The Conference Board’s Leading Economic Indicator (LEI)
Econintersect’s review of this index is [here]. The LEI has historically dropped below zero in its six-month moving average anywhere between 2 to 15 months before a recession.
Econintersect Economic Index
Unlike the other leading indices, Econintersect Leading Index (LEI) only forecasts one month in advance.
The EEI is a non-monetary based economic index which counts “things” that have shown to be indicative of direction of the Main Street economy at least 30 days in the future.

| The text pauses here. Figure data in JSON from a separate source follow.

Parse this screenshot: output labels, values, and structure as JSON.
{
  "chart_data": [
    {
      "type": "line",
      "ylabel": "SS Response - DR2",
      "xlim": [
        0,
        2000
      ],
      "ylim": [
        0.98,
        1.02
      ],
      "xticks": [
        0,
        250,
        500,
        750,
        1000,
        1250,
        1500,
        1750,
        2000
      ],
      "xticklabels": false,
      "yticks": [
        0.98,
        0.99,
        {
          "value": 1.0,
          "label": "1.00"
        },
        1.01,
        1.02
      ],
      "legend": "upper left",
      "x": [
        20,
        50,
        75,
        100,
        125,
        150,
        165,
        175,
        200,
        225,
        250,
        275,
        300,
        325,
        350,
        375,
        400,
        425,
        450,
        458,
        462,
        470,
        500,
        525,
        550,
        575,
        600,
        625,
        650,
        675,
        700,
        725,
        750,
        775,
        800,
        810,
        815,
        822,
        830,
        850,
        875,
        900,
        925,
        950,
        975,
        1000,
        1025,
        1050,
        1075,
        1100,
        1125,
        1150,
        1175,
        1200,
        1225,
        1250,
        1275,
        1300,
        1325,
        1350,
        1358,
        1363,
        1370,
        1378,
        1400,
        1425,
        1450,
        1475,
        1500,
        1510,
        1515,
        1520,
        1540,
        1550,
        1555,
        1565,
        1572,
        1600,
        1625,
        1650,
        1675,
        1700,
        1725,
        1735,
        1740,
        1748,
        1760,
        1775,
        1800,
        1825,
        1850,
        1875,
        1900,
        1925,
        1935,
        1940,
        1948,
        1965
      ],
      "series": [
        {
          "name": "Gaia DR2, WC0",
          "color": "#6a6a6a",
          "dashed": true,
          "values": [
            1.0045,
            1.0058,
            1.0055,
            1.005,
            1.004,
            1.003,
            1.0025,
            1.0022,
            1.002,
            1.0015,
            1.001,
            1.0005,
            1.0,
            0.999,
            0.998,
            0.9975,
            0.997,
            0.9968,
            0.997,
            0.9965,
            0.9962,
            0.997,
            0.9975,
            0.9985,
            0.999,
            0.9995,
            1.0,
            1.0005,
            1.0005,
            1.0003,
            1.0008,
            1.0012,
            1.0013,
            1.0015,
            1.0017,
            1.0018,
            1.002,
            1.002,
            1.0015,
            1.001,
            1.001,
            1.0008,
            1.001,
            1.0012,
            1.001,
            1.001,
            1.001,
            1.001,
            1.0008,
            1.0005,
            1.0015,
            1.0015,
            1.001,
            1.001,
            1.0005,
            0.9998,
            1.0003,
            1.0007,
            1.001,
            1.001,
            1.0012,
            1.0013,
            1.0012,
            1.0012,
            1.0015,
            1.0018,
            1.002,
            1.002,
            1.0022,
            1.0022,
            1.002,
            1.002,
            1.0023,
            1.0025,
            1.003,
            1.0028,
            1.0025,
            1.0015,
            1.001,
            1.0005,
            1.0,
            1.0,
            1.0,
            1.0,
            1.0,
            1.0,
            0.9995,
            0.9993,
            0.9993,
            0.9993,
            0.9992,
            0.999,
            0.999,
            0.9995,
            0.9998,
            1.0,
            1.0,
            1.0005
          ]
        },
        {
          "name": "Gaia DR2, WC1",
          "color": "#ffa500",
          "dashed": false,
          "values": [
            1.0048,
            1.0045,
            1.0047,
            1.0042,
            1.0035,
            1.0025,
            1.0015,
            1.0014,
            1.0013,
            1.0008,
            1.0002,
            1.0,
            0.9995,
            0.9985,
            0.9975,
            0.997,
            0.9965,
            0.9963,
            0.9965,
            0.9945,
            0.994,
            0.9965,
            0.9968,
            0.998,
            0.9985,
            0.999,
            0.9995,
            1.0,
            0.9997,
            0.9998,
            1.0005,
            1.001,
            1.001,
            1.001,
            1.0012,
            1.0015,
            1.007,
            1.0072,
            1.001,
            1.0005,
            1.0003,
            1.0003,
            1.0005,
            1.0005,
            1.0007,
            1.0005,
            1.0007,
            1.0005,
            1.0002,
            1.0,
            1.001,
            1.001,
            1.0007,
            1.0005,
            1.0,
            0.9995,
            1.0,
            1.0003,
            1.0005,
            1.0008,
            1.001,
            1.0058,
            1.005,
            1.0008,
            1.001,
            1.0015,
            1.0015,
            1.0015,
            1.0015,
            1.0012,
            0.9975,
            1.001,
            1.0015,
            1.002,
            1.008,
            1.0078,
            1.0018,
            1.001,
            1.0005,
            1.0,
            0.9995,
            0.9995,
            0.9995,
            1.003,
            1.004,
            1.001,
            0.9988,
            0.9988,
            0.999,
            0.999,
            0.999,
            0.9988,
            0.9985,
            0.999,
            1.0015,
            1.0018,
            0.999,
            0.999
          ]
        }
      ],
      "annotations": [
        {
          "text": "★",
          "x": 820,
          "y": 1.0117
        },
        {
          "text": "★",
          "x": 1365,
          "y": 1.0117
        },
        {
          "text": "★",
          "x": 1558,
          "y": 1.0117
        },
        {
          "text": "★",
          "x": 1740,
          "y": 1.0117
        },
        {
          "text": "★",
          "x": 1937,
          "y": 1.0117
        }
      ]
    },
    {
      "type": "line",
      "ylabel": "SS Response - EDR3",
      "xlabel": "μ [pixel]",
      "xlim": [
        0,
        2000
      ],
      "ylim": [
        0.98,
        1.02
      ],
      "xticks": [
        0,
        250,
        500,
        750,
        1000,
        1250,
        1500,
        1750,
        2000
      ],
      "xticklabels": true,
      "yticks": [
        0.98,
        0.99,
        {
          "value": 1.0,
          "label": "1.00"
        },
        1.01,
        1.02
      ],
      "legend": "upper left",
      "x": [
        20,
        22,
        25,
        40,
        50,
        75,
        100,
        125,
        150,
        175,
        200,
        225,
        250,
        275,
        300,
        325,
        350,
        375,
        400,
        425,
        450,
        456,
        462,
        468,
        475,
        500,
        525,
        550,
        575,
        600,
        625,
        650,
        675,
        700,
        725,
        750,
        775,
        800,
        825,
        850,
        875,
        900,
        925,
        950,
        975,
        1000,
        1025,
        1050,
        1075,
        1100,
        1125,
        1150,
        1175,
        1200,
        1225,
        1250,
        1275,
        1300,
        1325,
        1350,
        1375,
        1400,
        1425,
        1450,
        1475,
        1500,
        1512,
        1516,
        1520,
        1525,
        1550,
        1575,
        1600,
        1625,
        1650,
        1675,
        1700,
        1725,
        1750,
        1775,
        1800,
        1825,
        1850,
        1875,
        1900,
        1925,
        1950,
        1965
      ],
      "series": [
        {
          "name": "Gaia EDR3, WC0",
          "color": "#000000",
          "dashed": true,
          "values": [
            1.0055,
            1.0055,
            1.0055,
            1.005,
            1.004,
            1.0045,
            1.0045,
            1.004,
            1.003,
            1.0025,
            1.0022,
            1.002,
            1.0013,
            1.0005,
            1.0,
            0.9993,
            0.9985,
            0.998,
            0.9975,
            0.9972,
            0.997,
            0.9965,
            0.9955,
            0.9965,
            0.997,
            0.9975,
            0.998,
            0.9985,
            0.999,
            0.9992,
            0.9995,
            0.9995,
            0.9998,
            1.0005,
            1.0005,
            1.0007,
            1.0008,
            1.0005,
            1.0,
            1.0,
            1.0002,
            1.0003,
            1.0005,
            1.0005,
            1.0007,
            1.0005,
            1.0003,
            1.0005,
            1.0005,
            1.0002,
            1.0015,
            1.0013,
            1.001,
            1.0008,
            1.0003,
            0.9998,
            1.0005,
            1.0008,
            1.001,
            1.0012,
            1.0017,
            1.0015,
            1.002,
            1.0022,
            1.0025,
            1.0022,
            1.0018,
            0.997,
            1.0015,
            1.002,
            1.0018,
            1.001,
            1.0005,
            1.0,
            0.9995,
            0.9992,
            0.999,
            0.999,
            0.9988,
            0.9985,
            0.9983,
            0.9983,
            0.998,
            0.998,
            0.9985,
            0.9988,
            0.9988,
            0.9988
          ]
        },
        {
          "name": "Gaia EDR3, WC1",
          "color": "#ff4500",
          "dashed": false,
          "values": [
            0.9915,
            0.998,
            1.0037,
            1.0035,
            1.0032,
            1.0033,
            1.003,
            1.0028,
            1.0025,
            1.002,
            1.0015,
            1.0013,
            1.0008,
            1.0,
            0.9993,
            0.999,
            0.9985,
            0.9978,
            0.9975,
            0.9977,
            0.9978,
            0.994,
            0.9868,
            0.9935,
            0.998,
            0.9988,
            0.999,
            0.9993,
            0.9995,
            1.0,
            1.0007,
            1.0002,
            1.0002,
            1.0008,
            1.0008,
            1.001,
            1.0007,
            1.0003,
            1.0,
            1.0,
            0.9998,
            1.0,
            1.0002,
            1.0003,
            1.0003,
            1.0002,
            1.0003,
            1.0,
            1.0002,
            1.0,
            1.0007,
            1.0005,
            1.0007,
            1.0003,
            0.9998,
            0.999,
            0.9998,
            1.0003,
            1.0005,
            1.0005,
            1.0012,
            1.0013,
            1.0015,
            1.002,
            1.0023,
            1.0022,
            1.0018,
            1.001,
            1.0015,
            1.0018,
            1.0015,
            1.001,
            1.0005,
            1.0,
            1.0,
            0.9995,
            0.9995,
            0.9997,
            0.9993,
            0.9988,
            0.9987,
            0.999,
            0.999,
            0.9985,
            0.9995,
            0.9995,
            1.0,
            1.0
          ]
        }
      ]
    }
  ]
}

Note that the Econintersect Economic Index is not constructed to mimic GDP (although there are correlations, but the turning points may be different), and tries to model the economic rate of change seen by business and Main Street. The vast majority of this index uses data not subject to backward revision.
Econintersect Economic Index (EEI) with a 3 Month Moving Average (red line)
RecessionAlert.com
RecessionALERT.com has constructed a Weekly Leading Economic Index (WLEI) for the U.S Economy that draws from over 50 time-series from the following broad categories – Corporate Bond Market Composite, Treasury Bond Market Composite, Stock Market Composite, Labor Market Composite, and Credit Market Composite.
Leading Indicators Conclusion: Not indicating a recession over the next six months.
- Chemical Activity Barometer (CAB) growth rate is near average for times of economic expansion and its rate of growth is decelerating.
- ECRI’s WLI is forecasting no growth in the business cycle six months from today.
- The Conference Board (LEI) 6 month rolling average suggesting an improving rate of growth over the next 6 months.
- The Philly Fed’s Leading Index continued backward revisions make this index worthless – however its growth trend currently showing marginally improving modest growth.
- The Chicago Fed’s Nonfinancial leverage subindex is not close to warning a recession.
- RecessionAlert’s Weekly Leading Economic Index is showing slowing growth – but is still forecasting about average growth seen since the Great Recession.